Keesokan harinya, sekretaris AFP memberi tahu saya tentang kebijakan pelarangan wawancara di Paris. Ketika saya menanyakan alasan pelarangan tersebut dan mengapa wartawan tidak diberi tahu, saya dikirimi beberapa klip pelatihan Arshad.
Pakistan hanya mengirimkan tujuh atlet ke sini, tetapi itu bukanlah statistik yang buruk jika kita mempertimbangkan bahwa empat dari tujuh atlet secara langsung lolos ke Olimpiade dan sisanya berada dalam kuota universal.
Seperti yang diduga, para perenang itu tidak mencapai prestasi kelas dunia.

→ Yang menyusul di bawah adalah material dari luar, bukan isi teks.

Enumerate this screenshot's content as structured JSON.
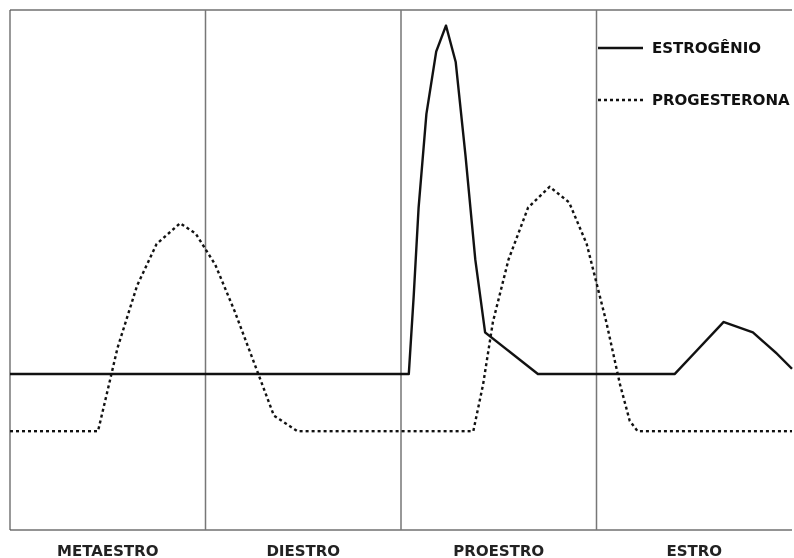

Mereka tidak mungkin mampu mencapainya karena sistem Pakistan tidak berkelanjutan untuk menghasilkan perenang terbaik di negara itu.
Mengenai para penembak, mereka tinggal di Chateauroux dan dirawat oleh petugas mereka.
Namun, selama kampanye ini, Kepala Misi Muhammad Shafiq terbukti kurang kompeten dan efektif serta gagal mengoordinasikan jumpa pers mana pun.
Dia tidak cukup efisien untuk memberi tahu tentang perjalanan ke Chatearoux dari Paris meskipun ada permintaan dan tidak memiliki peran dalam mengomunikasikan pentingnya liputan media kepada tim atletik.
Kini, upacara penutupan setelah berbagai acara Arshad akan menjadi sorotan bagi media dan penggemar, tetapi kemungkinan besar, mereka tidak akan melihat satu pun atlet di sana, seperti pada separuh upacara pembukaan di mana mereka tampak mencolok karena ketidakhadiran mereka.